An all-ceramic crown that is high or with a poorly designed centric stop will lead to porcelain overloaded, and eventually fracture.

 2. Establish occlusal guidance
  • Correct Anterior Guidance in Lateral Excursion 
    The goal is to have disclusion of the posterior teeth on the working and balancing side.  The only pair that is in contact when the jaw moves laterally is upper and lower canines, e.g., when sliding the jaw to your right, only your left upper and lower canines contact and vice versa.

    Disclusion is a separation of the occlusal aspects between the upper and lower posterior teeth.

    Therefore, creating a correct contour on the lingual of the upper canines is one of the most important things in preventing the fracture in all porcelain crown, especially in severely worn dentition.

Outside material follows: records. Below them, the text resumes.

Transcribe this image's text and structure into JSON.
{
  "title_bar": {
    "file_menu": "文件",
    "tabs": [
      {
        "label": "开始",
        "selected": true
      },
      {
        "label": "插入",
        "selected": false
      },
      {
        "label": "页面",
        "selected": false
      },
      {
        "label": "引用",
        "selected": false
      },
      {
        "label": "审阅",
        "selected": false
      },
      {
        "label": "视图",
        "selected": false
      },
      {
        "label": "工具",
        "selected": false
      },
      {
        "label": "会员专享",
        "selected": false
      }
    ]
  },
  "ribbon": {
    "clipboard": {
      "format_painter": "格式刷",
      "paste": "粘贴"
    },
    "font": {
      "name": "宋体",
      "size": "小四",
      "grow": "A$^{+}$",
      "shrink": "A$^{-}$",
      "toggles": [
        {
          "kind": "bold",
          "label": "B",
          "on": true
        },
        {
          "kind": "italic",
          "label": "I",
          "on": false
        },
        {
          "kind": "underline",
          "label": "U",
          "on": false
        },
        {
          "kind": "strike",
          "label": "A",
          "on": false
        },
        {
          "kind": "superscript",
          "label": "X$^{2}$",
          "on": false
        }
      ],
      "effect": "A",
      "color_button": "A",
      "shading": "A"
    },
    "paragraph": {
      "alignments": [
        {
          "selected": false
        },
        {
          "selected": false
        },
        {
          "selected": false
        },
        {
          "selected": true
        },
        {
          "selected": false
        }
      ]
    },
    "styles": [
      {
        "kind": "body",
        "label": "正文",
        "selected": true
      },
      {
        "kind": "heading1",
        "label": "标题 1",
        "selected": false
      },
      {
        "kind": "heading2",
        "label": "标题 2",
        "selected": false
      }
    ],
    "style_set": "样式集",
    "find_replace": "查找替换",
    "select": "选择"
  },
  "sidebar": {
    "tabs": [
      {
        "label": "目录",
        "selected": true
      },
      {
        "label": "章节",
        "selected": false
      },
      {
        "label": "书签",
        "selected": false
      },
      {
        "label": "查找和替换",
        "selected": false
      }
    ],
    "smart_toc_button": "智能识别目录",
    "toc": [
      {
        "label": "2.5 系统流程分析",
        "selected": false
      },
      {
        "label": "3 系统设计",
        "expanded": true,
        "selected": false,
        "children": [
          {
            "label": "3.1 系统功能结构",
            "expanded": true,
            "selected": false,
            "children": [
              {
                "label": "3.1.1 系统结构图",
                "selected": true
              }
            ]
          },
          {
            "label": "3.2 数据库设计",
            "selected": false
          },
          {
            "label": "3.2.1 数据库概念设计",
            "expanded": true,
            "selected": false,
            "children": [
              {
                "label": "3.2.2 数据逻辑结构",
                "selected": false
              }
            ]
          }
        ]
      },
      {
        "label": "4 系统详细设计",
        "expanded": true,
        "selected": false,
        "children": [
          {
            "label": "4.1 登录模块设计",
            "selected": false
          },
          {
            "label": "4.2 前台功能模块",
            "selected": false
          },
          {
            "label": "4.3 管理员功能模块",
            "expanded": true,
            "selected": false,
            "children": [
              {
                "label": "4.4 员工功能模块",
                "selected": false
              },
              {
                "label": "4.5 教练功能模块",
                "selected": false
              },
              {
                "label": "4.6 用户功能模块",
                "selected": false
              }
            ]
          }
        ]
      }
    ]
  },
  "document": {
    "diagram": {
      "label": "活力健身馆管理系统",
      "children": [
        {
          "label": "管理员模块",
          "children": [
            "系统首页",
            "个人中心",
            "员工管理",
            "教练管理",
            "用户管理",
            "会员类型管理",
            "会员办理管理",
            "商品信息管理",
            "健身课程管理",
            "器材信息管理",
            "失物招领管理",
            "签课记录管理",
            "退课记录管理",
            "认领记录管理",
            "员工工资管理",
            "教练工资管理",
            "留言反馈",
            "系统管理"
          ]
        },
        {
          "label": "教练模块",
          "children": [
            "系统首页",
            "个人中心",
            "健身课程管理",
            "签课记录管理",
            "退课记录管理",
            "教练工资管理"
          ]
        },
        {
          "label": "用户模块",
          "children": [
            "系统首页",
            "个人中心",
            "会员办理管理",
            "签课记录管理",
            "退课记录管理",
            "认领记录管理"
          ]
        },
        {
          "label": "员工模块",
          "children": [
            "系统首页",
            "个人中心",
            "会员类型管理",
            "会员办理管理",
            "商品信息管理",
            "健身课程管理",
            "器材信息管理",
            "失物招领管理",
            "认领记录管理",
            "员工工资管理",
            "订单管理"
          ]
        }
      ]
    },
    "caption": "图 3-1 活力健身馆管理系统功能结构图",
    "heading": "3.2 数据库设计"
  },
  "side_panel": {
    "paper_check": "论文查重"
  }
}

  • Correct Protrusive Anterior Guidance
    The objective is to establish incisal guidance between the upper and lower anterior teeth while disclusion of posterior teeth during protrusive movement of the jaw that is a key to the stability of the anterior crowns.

  • Correct Crossover Disclusion
    The objective is to achieve a smooth transition to the incisal edge of the upper central incisors.  To prevent excessive load on the maxillary lateral incisors when the jaw moves laterally beyond the canine.

  • Dental envelope of function is in harmony with neuro-muscular envelope of function
    The objective is to create a path of lower jaw forward action that follow the contours of the lingual aspect of the maxillary anterior teeth.  This pathway is in balance with the mandibular movement created by the muscular action. This harmony prevents breaking of porcelain in crown lengthening and full mouth rehabilitation patients.

3. Identify and resolve occlusion-related problems before all-ceramic crowns are fabricated:
  • Periodontal disease
  • TMJ problems
  • Facial muscle pain
  • Problem with muscle's coordination
4. Proper design of tooth preparation:
A tooth preparation for ceramic crown should not have any sharp edge and must have the appropriate thickness for a particular porcelain according to the manufacturer guideline. When there is a sharp line angle on a tooth preparation, it can not accurately transfer to the die. The result is a porcelain crown with a rounded internal surface abutting the sharp line angle on the tooth. This phenomenon creates tremendous stress on the porcelain substructure and leads to fracture of porcelain.

5. Avoid having a large portion of unsupported porcelain.  Unsupported porcelain will break off.

6. Select the recommended adhesive cement for a particular type of porcelain and use proper technique
during cementation.  Following the manufacturer's instruction helps avoid the problems.

7. Recommend a mouth guard to the patient who participates in any activities that pose a risk to the teeth.